Long Island, N.Y. The immigrants from El Salvador represent the biggest foreign community in the island. In 2017 the Trump administration has abolished their Temporary Protected Status (TPS) and intend to deport 200.000 salvadorians.
These people, who have been living in the States for over 20 years and whose children born in American soil are U.S. citizens, will be forced to leave their homes and jobs by the 9th of September 2019, or else they will be forcefully deported. Families will be torn apart: husbands will be separated from their spouses, and children will loose their parents. People will have to return in one of the most violent places in the world, falling pray of the infamous gangs that raid their home country.
It has not been easy to shoot the documentary. Even if our protagonists agreed quite from the beginning to participate in the project, it has taken a while, three years, to win their total confidence. But in the end they agreed to tell their full story in front of the camera.
Our protagonists: Luis, Ernesto, Rosa, Maria and Jinmer, represent the thousand of sin voz, the voiceless people who risked their lives crossing the desert, people whose friends and relatives have died during the journey, people that have known what it means to live in the shadow of violence and terror, people who bring with them nightmares impossible to forget.

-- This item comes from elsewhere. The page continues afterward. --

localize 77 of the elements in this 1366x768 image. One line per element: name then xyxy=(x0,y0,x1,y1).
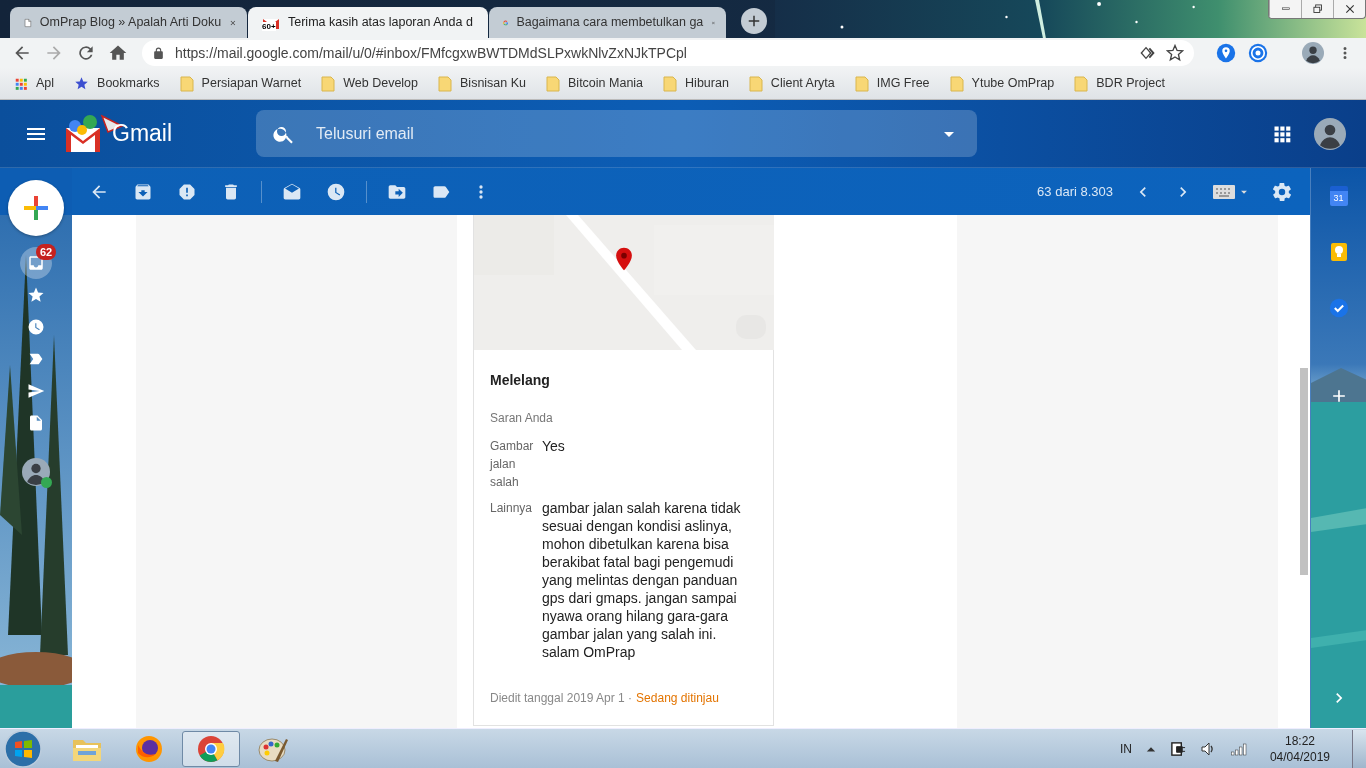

They arrived with the dream of a land of justice and freedom, only to discover that simple survival was extremely difficult, that exploitation was the rule, that discrimination was everywhere in everyday life. They endured sickness, suffering, alcoholism, cried the death of a son and lived in desperation for the kidnapping of a beloved. They fought to gain the dignity that was stolen from them; they clung to faith so that their dreams could be made possible. And they stayed. Nothing could stop them in their fight for a better life, for a piece of the American dream.
Then Trump signed off with a stroke of a pen every dream they had, returning them to a life of fear. But they will continue to live on the American soil undocumented, invisible as ghosts, rather than risk their lives back in their homeland.